En pratique, une partie voire la totalité de l’imposition a déjà été réglée l’année du retrait par le biais de l’acompte. Cet acompte sera automatiquement intégré à la déclaration 2042 par un mécanisme de crédit d’impôt, de sorte que l’impôt ne soit pas réglé deux fois.

Imposition au barème progressif de l’impôt sur le revenu

L’année du retrait, l’acompte d’impôt sur le revenu (12,8 % ou 7,5 %) et les prélèvements sociaux (17,2%) sont automatiquement versés à l’administration fiscale par l’assureur, sauf si une demande de dispense lui est communiquée.

L’année suivant le retrait, les produits doivent être mentionnés dans la déclaration des revenus 2042.

L’option pour l’imposition des revenus financiers au barème progressif de l’impôt sur le revenu doit être réalisée directement dans la déclaration 2042.
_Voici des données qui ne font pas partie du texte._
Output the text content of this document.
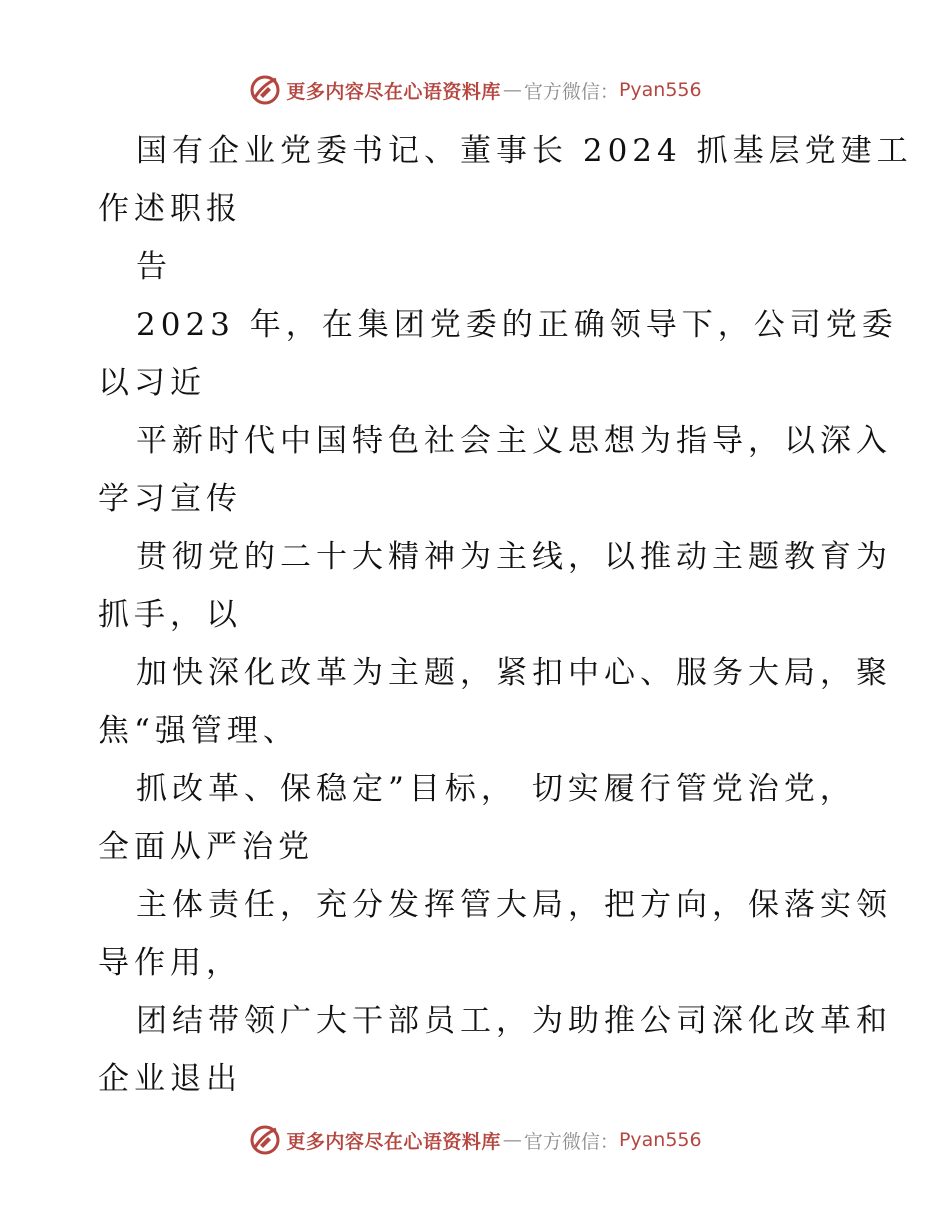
更多内容尽在心语资料库 — 官方微信 ： Pyan556
国有企业党委书记、董事长 2024 抓基层党建工
作述职报
告
2023 年，在集团党委的正确领导下，公司党委
以习近
平新时代中国特色社会主义思想为指导，以深入
学习宣传
贯彻党的二十大精神为主线，以推动主题教育为
抓手，以
加快深化改革为主题，紧扣中心、服务大局，聚
焦“强管理、
抓改革、保稳定”目标， 切实履行管党治党，
全面从严治党
主体责任，充分发挥管大局，把方向，保落实领
导作用，
团结带领广大干部员工，为助推公司深化改革和
企业退出
更多内容尽在心语资料库 — 官方微信 ： Pyan556
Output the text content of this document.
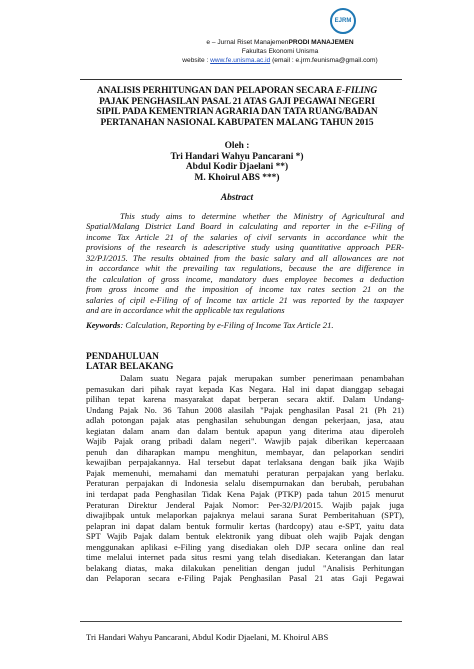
EJRM
e – Jurnal Riset ManajemenPRODI MANAJEMEN
Fakultas Ekonomi Unisma
website : www.fe.unisma.ac.id (email : e.jrm.feunisma@gmail.com)
ANALISIS PERHITUNGAN DAN PELAPORAN SECARA E-FILING
PAJAK PENGHASILAN PASAL 21 ATAS GAJI PEGAWAI NEGERI
SIPIL PADA KEMENTRIAN AGRARIA DAN TATA RUANG/BADAN
PERTANAHAN NASIONAL KABUPATEN MALANG TAHUN 2015
Oleh :
Tri Handari Wahyu Pancarani *)
Abdul Kodir Djaelani **)
M. Khoirul ABS ***)
Abstract
This study aims to determine whether the Ministry of Agricultural and
Spatial/Malang District Land Board in calculating and reporter in the e-Filing of
income Tax Article 21 of the salaries of civil servants in accordance whit the
provisions of the research is adescriptive study using quantitative approach PER-
32/PJ/2015. The results obtained from the basic salary and all allowances are not
in accordance whit the prevailing tax regulations, because the are difference in
the calculation of gross income, mandatory dues employee becomes a deduction
from gross income and the imposition of income tax rates section 21 on the
salaries of cipil e-Filing of of Income tax article 21 was reported by the taxpayer
and are in accordance whit the applicable tax regulations
Keywords: Calculation, Reporting by e-Filing of Income Tax Article 21.
PENDAHULUAN
LATAR BELAKANG
Dalam suatu Negara pajak merupakan sumber penerimaan penambahan
pemasukan dari pihak rayat kepada Kas Negara. Hal ini dapat dianggap sebagai
pilihan tepat karena masyarakat dapat berperan secara aktif. Dalam Undang-
Undang Pajak No. 36 Tahun 2008 alasilah "Pajak penghasilan Pasal 21 (Ph 21)
adlah potongan pajak atas penghasilan sehubungan dengan pekerjaan, jasa, atau
kegiatan dalam anam dan dalam bentuk apapun yang diterima atau diperoleh
Wajib Pajak orang pribadi dalam negeri". Wawjib pajak diberikan kepercaaan
penuh dan diharapkan mampu menghitun, membayar, dan pelaporkan sendiri
kewajiban perpajakannya. Hal tersebut dapat terlaksana dengan baik jika Wajib
Pajak memenuhi, memahami dan mematuhi peraturan perpajakan yang berlaku.
Peraturan perpajakan di Indonesia selalu disempurnakan dan berubah, perubahan
ini terdapat pada Penghasilan Tidak Kena Pajak (PTKP) pada tahun 2015 menurut
Peraturan Direktur Jenderal Pajak Nomor: Per-32/PJ/2015. Wajib pajak juga
diwajibpak untuk melaporkan pajaknya melaui sarana Surat Pemberitahuan (SPT),
pelapran ini dapat dalam bentuk formulir kertas (hardcopy) atau e-SPT, yaitu data
SPT Wajib Pajak dalam bentuk elektronik yang dibuat oleh wajib Pajak dengan
menggunakan aplikasi e-Filing yang disediakan oleh DJP secara online dan real
time melalui internet pada situs resmi yang telah disediakan. Keterangan dan latar
belakang diatas, maka dilakukan penelitian dengan judul "Analisis Perhitungan
dan Pelaporan secara e-Filing Pajak Penghasilan Pasal 21 atas Gaji Pegawai
Tri Handari Wahyu Pancarani, Abdul Kodir Djaelani, M. Khoirul ABS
S’agissant des retraits réalisés sur des contrats de plus de 8 ans, l’abattement précité de 4 600 € ou de 9 200 € est applicable. Cet abattement doit être imputé en priorité sur les produits issus de primes versées jusqu’au 26 septembre 2017.

Ici encore, l’acompte préalablement versé sera automatiquement intégré à la déclaration 2042 sous la forme d’un crédit d’impôt, de sorte qu’il n’y ait pas de double imposition de ces produits.

L’opportunité d’exercer l’option pour une imposition des revenus au barème de l’impôt sur le revenu dépend de la composition du patrimoine, de la nature ainsi que du montant des revenus perçus par les membres du foyer fiscal au cours de l’année précédente.

En effet, l’option pour une imposition au barème progressif est exercée pour l’ensemble des revenus financiers du foyer fiscal et concerne donc les dividendes, les intérêts et les plus-values sur valeurs mobilières.